PurposeThe aim of this study was to compare short-term morbidities and mortalities of elective surgery after stent insertion and emergency surgery in obstructive colorectal cancer. MethodsWe retrospectively reviewed 77 patients with obstructive colorectal cancer that underwent elective surgery after stenting (stent group: SG, n = 49) or emergent surgery (emergency group: EG, n = 28) from January 2000 to July 2010. ResultsThe American Society of Anesthesiologists (ASA) score of SG was lower than that of EG (p = 0.015). The percentages of open and laparoscopic surgery in SG were 73.5% (36/49) and 26.5% (13/49), respectively, whereas surgery in EG was performed using an open technique (p = 0.003). The rate of primary anastomosis, without constructing a stoma, was 87.8% in SG and 42.9% in EG (p < 0.001). There was no difference in a postoperative complication. Anastomotic leakage according to time between stent placement and surgery in SG were 3 cases for 1–9 days and 0 for more than 10 days (p = 0.037).

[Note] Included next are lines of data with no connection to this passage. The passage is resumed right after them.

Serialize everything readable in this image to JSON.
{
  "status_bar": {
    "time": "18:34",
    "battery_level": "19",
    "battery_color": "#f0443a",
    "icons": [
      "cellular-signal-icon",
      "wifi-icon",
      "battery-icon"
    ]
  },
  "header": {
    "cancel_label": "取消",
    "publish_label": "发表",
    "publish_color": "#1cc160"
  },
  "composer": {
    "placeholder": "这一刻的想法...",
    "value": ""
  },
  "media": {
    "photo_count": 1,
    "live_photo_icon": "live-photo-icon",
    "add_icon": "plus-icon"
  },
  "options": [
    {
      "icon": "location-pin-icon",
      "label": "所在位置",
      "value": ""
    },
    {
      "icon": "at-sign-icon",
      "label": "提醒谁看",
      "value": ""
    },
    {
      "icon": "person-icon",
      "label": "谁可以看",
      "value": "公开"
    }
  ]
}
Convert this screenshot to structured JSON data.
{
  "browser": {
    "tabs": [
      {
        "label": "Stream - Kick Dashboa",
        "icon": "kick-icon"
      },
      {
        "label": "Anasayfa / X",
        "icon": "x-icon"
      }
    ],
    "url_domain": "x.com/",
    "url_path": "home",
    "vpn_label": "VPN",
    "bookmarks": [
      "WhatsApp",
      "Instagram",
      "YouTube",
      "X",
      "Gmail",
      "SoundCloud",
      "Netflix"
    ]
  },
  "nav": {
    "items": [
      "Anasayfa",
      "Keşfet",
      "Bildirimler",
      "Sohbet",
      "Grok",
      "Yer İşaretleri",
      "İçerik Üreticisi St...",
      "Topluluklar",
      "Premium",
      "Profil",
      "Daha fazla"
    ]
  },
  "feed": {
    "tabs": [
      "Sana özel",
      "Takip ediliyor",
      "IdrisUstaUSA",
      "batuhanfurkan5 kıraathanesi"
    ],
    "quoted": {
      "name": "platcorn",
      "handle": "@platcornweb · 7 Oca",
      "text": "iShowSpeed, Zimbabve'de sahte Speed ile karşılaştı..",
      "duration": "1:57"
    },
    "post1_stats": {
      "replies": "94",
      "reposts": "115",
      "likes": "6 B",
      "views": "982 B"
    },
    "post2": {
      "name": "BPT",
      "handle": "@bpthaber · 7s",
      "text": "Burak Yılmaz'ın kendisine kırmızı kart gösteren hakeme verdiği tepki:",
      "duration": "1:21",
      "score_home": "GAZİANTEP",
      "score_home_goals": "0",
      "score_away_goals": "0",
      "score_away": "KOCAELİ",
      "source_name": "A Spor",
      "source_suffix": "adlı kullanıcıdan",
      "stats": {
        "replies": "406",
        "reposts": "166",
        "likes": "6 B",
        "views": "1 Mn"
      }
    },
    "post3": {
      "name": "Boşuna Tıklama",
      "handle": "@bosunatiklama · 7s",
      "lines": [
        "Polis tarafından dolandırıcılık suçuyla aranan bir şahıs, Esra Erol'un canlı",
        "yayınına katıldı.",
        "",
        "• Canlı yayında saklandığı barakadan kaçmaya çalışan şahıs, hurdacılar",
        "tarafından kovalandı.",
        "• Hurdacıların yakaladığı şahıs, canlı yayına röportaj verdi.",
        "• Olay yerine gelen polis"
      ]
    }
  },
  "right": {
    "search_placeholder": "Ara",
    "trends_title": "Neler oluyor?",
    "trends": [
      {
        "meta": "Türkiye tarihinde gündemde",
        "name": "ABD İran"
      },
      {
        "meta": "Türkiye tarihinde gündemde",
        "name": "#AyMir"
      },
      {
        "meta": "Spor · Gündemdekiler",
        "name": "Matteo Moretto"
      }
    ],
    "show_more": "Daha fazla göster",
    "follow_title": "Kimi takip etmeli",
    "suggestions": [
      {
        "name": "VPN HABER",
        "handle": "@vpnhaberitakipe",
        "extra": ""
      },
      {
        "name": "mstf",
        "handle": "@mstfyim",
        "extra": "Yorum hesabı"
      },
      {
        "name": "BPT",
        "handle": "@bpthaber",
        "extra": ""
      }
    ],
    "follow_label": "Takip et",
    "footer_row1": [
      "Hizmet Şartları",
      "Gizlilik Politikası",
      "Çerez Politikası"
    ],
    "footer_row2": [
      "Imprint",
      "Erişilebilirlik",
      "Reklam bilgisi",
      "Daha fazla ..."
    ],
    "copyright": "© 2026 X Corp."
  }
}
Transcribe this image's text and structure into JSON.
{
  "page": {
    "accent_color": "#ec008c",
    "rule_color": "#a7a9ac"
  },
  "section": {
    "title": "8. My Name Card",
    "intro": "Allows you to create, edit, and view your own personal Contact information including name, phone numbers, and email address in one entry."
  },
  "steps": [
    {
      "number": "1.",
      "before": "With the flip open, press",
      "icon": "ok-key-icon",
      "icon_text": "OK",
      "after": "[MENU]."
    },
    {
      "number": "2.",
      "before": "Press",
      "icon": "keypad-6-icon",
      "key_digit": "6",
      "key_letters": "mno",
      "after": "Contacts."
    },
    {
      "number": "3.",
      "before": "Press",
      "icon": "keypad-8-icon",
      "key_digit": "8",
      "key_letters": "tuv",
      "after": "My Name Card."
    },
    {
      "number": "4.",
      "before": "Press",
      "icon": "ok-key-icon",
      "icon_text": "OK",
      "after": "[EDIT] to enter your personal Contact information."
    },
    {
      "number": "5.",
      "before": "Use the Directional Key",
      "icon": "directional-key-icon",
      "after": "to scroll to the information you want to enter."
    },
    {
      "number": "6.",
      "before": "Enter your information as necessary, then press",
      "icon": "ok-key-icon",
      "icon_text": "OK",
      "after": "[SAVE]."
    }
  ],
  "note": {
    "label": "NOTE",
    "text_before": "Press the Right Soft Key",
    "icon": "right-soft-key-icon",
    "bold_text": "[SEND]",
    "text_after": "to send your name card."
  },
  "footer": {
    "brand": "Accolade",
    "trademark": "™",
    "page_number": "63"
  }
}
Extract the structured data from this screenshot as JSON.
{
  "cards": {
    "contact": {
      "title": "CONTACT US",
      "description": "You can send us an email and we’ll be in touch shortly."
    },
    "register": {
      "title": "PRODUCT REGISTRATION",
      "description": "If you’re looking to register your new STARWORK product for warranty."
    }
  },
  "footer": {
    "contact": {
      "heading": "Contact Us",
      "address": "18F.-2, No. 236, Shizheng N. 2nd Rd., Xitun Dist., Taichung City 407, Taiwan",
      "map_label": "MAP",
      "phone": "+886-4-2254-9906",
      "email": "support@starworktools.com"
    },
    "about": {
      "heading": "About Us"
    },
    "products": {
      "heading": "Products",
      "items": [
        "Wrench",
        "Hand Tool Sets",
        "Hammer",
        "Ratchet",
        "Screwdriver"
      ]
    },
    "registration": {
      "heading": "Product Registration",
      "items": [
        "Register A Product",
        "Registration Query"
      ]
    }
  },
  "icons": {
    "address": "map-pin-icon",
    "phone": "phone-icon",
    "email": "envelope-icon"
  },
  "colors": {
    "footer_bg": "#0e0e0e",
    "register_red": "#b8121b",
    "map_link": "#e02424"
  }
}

Three-year overall survival rates were 68.8% and 51.3% (p = 0.430), respectively. ConclusionPreoperative stent insertion in obstructive colorectal cancer seems to be safe and feasible, and may decrease second stage procedure. Waiting 10 days after stent placement may be a more optimal time for surgical intervention. Further prospective randomized studies are needed to determine the proper time bridge to surgery following stent insertion in obstructive colorectal cancer.